The reasons identified for this, are linked to the way women lead, as they create:
- A longer-term approach to management (sustainability over short-term gains);
- A more inclusive environment (focus on people, and relationships in addition to profits); and
- Broader goals and purposes (which keep family members and employees engaged).
It is a self-reinforcing activity: as family businesses provide women with the opportunity to develop and expand their leadership talent, the business develops and expands its horizons.
Meet two champions of female leadership
Fiona Simson is a farmer from the Liverpool Plains in NSW where she, husband Ed and family run a mixed farming enterprise.
The family farm, which began as a sheep property 90 years ago, is now a successful business with a turnover of more than $5 million a year.
Named as one of Australia’s most influential entrepreneurs, Fiona led from the front when she became the first woman president of the NSW Farmers’ Association, and in 2016, after a four-year term, she went on to be elected first female president of the National Farmers’ Federation.
Her advice for bridging difficult divides is: “My style is about collaboration and building relationships with people … I focus on what we have in common rather than what we don’t.”

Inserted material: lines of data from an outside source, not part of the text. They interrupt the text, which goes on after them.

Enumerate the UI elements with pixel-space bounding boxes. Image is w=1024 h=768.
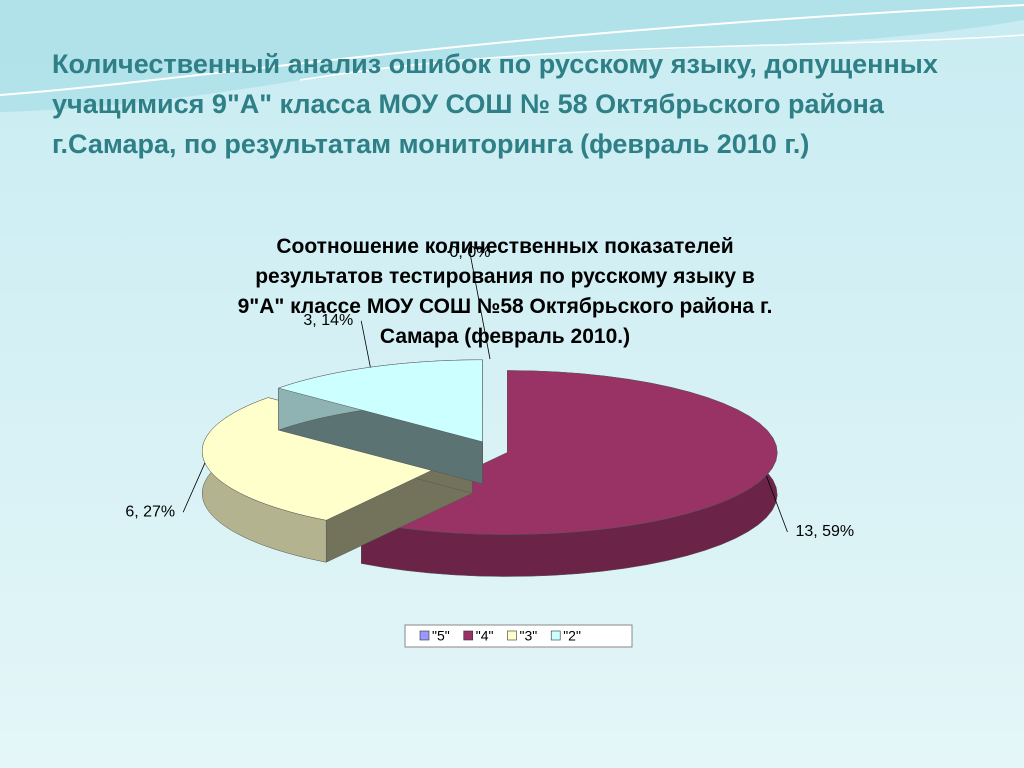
leader-line (360, 320, 371, 368)
leader-line (765, 475, 788, 533)
legend: "5" "4" "3" "2" (419, 628, 581, 644)
slide-title: Количественный анализ ошибок по русскому… (52, 49, 938, 159)
leader-line (182, 462, 206, 513)
legend-swatch (419, 630, 430, 641)
wave-line (299, 34, 1024, 81)
data-label: 0, 0% (450, 244, 491, 261)
legend-label: "5" (432, 628, 450, 644)
legend-swatch (507, 630, 517, 641)
legend-swatch (463, 630, 474, 641)
data-label: 13, 59% (795, 523, 854, 540)
chart-title: Соотношение количественных показателей ре… (238, 235, 773, 348)
legend-label: "3" (519, 628, 537, 644)
wave-line (0, 4, 1024, 96)
legend-swatch (550, 630, 561, 641)
leader-line (469, 252, 491, 360)
data-label: 3, 14% (303, 312, 353, 329)
legend-box (404, 624, 633, 648)
chart-title-text: Соотношение количественных показателей ре… (238, 235, 773, 348)
data-label: 6, 27% (125, 503, 175, 520)
slice (201, 397, 473, 563)
legend-label: "2" (563, 628, 581, 644)
pie: 0, 0% 13, 59% 6, 27% 3, 14% (125, 244, 854, 577)
legend-label: "4" (476, 628, 494, 644)
slice (277, 359, 483, 485)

Vanessa Katsanevakis is a director of Sussex Taps in Somerton in Victoria, where she and husband George run a second-generation, high-end tapware manufacturer.
Vanessa took over the family business, while she was in her twenties after her father passed away. Vanessa has since guided the business through a period of exponential growth. Sussex Taps now has the distinction of being the only Australian tap manufacturer that controls the process from start to finish.
In 2018, in recognition of young outstanding individuals in the Victorian manufacturing sector (aged 35 or younger), Vanessa was awarded The Young Manufacturer of the Year award.
When asked if she would recommend a career in manufacturing to other young women, she said: “The doors are wide open to men and women alike and more than ever are women making their mark. I feel that as a female leader I can add a different angle to a manufacturing business.”